Monday, July 11, 2011

The Tea Room Trade by Laud Humphreys


Well, for the past month I have fallen off the reading wagon, but I nevertheless can claim the distinction of remaining a Te[a]totaller this month, and in some pretty public places too.

A lot has already been said about the ethics of the research design that informed Laud Humphreys' Tea Room Trade: Impersonal Sex in Public Places (lookit me! citing Wikipedia :S), so I will not say too much about that here. I would just encourage people who think that his method sounds appalling that they should read the book; Humphreys really lays it out, and engages with his critics.

What was most striking to me was how different my impression of the book was relative to another summary I had heard of it.
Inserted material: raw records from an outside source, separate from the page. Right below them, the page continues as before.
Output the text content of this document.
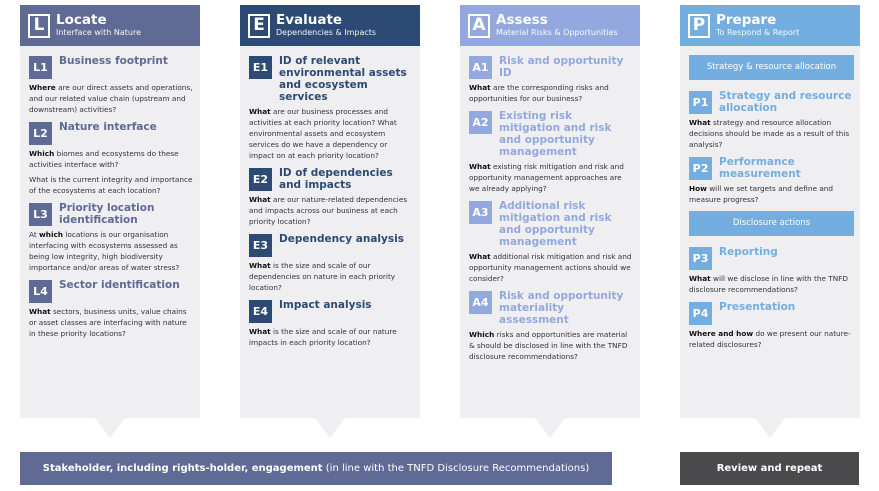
L Locate
Interface with Nature
L1	Business footprint

Where are our direct assets and operations, and our related value chain (upstream and downstream) activities?

L2	Nature interface

Which biomes and ecosystems do these activities interface with?

What is the current integrity and importance of the ecosystems at each location?

L3	Priority location identification

At which locations is our organisation interfacing with ecosystems assessed as being low integrity, high biodiversity importance and/or areas of water stress?

L4	Sector identification

What sectors, business units, value chains or asset classes are interfacing with nature in these priority locations?

E Evaluate
Dependencies & Impacts
E1	ID of relevant environmental assets and ecosystem services

What are our business processes and activities at each priority location? What environmental assets and ecosystem services do we have a dependency or impact on at each priority location?

E2	ID of dependencies and impacts

What are our nature-related dependencies and impacts across our business at each priority location?

E3	Dependency analysis

What is the size and scale of our dependencies on nature in each priority location?

E4	Impact analysis

What is the size and scale of our nature impacts in each priority location?

A Assess
Material Risks & Opportunities
A1 Risk and opportunity ID

What are the corresponding risks and opportunities for our business?

A2 Existing risk mitigation and risk and opportunity management

What existing risk mitigation and risk and opportunity management approaches are we already applying?

A3 Additional risk mitigation and risk and opportunity management

What additional risk mitigation and risk and opportunity management actions should we consider?

A4 Risk and opportunity materiality assessment

Which risks and opportunities are material & should be disclosed in line with the TNFD disclosure recommendations?

P Prepare
To Respond & Report
Strategy & resource allocation
P1	Strategy and resource allocation

What strategy and resource allocation decisions should be made as a result of this analysis?

P2	Performance measurement

How will we set targets and define and measure progress?

Disclosure actions
P3	Reporting

What will we disclose in line with the TNFD disclosure recommendations?

P4	Presentation

Where and how do we present our nature-related disclosures?

Stakeholder, including rights-holder, engagement (in line with the TNFD Disclosure Recommendations)	Review and repeat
In an undergraduate introduction to research methods, one relatively coarse course instructor described Laud Humphreys as this researcher who spied on gay men when they had sex in washrooms. According to this man, Humphreys then followed them back to their houses and extorted people’s compliance with his research by interviewing them while their wives were at home. However, upon reading the book, what stood out to me was how my instructor re-evaluated its findings when he summarized it. Indeed, in this work, Humphreys distinguished several types of people who would be sexually active at the tea rooms, only one of whom might be called homosexual/gay/etc. However, my instructor apparently felt that he could dismiss this part of the analysis.

Like others many others I think treating sexual acts between men and homosexual identity as metonyms is a feature of the present day. This was underlined by what was not present in this book. Indeed, Humphreys did not take a stand about the logical difficulty of conflating acts with identity. Perhaps this is because this work was born in the 1960’s, before the Gay Liberation Movement suggested that being gay was a choice and presumably depended on the fulfillment of a set of (sexual) acts.

What was more pressing to Humphreys was critiquing the religious beliefs that he thought contributed to men’s experience of frigid relationships, and with which they were well-versed enough to hide behind whilst still engaging in illicit sex. Given his background as a radical Episcopal priest, this critique seems natural.

Sadly, the compelling argument with which Humphreys concludes—in which he refers to his findings that tearoom sex is not exploitative, that sex in private is much more likely to involve violence, and concludes that police harassment of people who engage in such sex does not contribute to public safety—was obscured by the ethical mess of his research design. In any case, the innovative method, and provocative arguments are definitely worth revisiting even forty years later.